Average 30-year fixed mortgage rates, backed by the FHA, rose from 3.14% to 3.21%. Points increased from 0.33 to 0.34 (including processing fees) for loans with LTV 80%.
Average 30-year interest rates on large loan balances increased from 3.20% to 3.26%. Points decreased from 0.46 to 0.44 (including processing fees) for LTV 80% loans.
Weekly data released by the Mortgage Bankers’ Association showed that the Market Composite Index, which measures the volume of applications for mortgages, rose 2.1% in the week ended 18.th June. A week earlier, the index rose 4.2%.
The refinancing index rose 3% and was 9% lower than in the same week a year ago. The index rose 6% last week.
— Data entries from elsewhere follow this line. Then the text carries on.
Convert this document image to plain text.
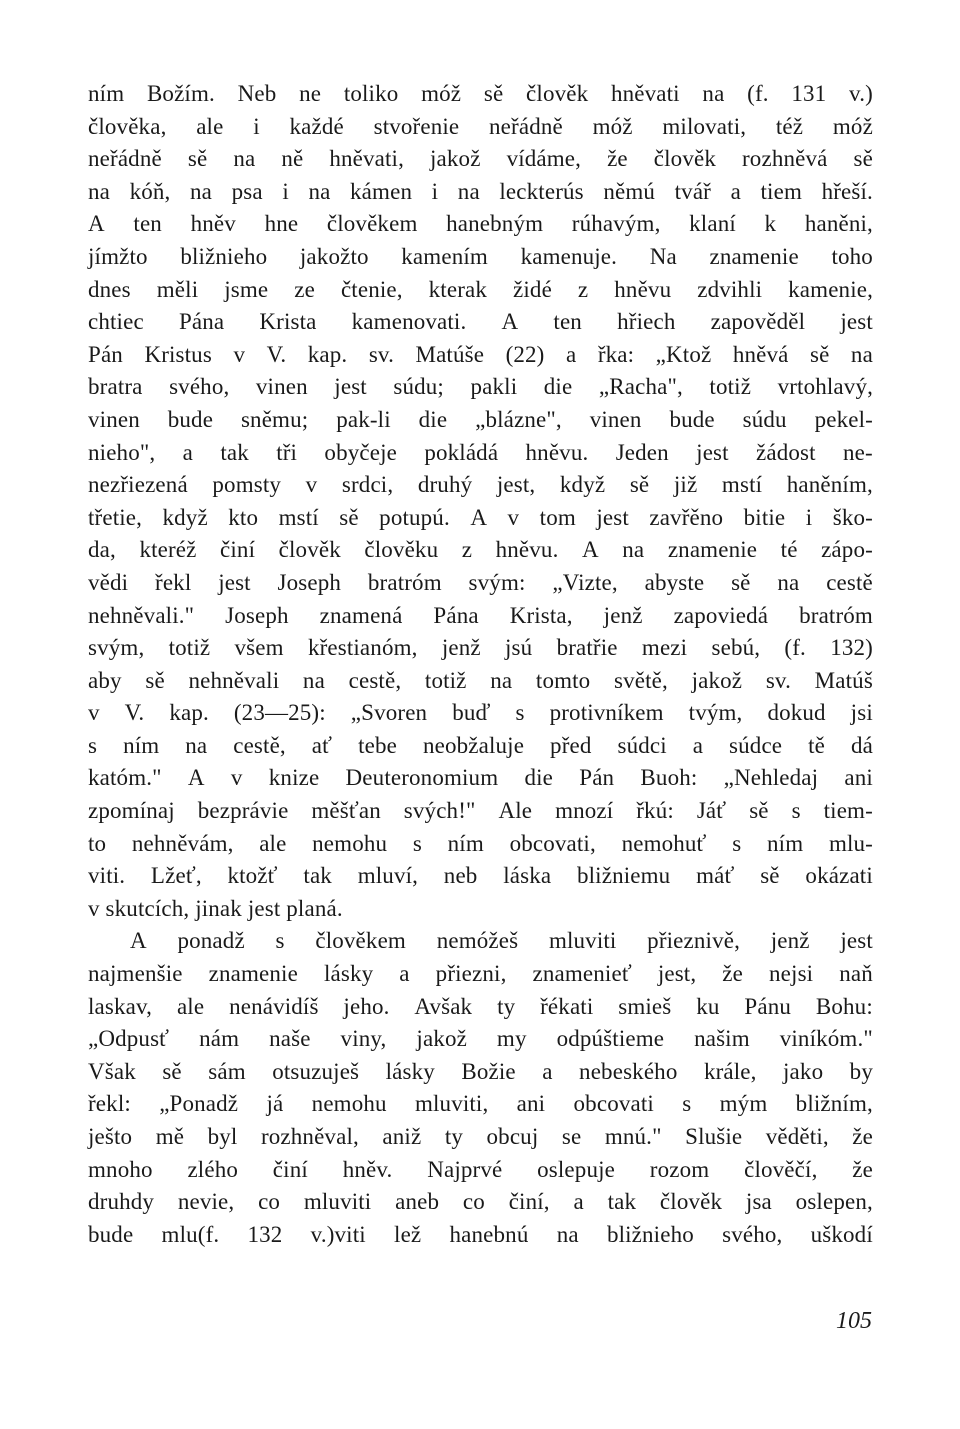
ním Božím. Neb ne toliko móž sě člověk hněvati na (f. 131 v.)
člověka, ale i každé stvořenie neřádně móž milovati, též móž
neřádně sě na ně hněvati, jakož vídáme, že člověk rozhněvá sě
na kóň, na psa i na kámen i na leckterús němú tvář a tiem hřeší.
A ten hněv hne člověkem hanebným rúhavým, klaní k haněni,
jímžto bližnieho jakožto kamením kamenuje. Na znamenie toho
dnes měli jsme ze čtenie, kterak židé z hněvu zdvihli kamenie,
chtiec Pána Krista kamenovati. A ten hřiech zapověděl jest
Pán Kristus v V. kap. sv. Matúše (22) a řka: „Ktož hněvá sě na
bratra svého, vinen jest súdu; pakli die „Racha", totiž vrtohlavý,
vinen bude sněmu; pak-li die „blázne", vinen bude súdu pekel-
nieho", a tak tři obyčeje pokládá hněvu. Jeden jest žádost ne-
nezřiezená pomsty v srdci, druhý jest, když sě již mstí haněním,
třetie, když kto mstí sě potupú. A v tom jest zavřěno bitie i ško-
da, kteréž činí člověk člověku z hněvu. A na znamenie té zápo-
vědi řekl jest Joseph bratróm svým: „Vizte, abyste sě na cestě
nehněvali." Joseph znamená Pána Krista, jenž zapoviedá bratróm
svým, totiž všem křestianóm, jenž jsú bratřie mezi sebú, (f. 132)
aby sě nehněvali na cestě, totiž na tomto světě, jakož sv. Matúš
v V. kap. (23—25): „Svoren buď s protivníkem tvým, dokud jsi
s ním na cestě, ať tebe neobžaluje před súdci a súdce tě dá
katóm." A v knize Deuteronomium die Pán Buoh: „Nehledaj ani
zpomínaj bezprávie měšťan svých!" Ale mnozí řkú: Jáť sě s tiem-
to nehněvám, ale nemohu s ním obcovati, nemohuť s ním mlu-
viti. Lžeť, ktožť tak mluví, neb láska bližniemu máť sě okázati
v skutcích, jinak jest planá.
A ponadž s člověkem nemóžeš mluviti přieznivě, jenž jest
najmenšie znamenie lásky a přiezni, znamenieť jest, že nejsi naň
laskav, ale nenávidíš jeho. Avšak ty řékati smieš ku Pánu Bohu:
„Odpusť nám naše viny, jakož my odpúštieme našim viníkóm."
Však sě sám otsuzuješ lásky Božie a nebeského krále, jako by
řekl: „Ponadž já nemohu mluviti, ani obcovati s mým bližním,
ješto mě byl rozhněval, aniž ty obcuj se mnú." Slušie věděti, že
mnoho zlého činí hněv. Najprvé oslepuje rozom člověčí, že
druhdy nevie, co mluviti aneb co činí, a tak člověk jsa oslepen,
bude mlu(f. 132 v.)viti lež hanebnú na bližnieho svého, uškodí
105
Week Ending 18th In June, the share of refinancing mortgage activities increased from 61.7% to 62.5%. The share increased from 60.4% to 61.7% in the previous week.
According to the MBA,
Mortgage rates have risen to their maximum level in a month.
Despite the growth, refinancing increased for the second week in a row.
Over the past few weeks, buy orders have reappeared on an upward trend.
Activity was slightly higher for 3rd week in a row, but remained lower than the same week a year ago.
A week ahead
The first half of the week is more busy. June consumer confidence data will be in the spotlight ahead of ADP non-farm employment change data on Wednesday.
Expect both sets of numbers to give direction on yields and ultimately mortgage rates.
In terms of monetary policy, the chatter of FOMC members will also have an impact at the start of the week.
Elsewhere, private sector PMI data from China will also provide riskier assets and returns with direction for the week.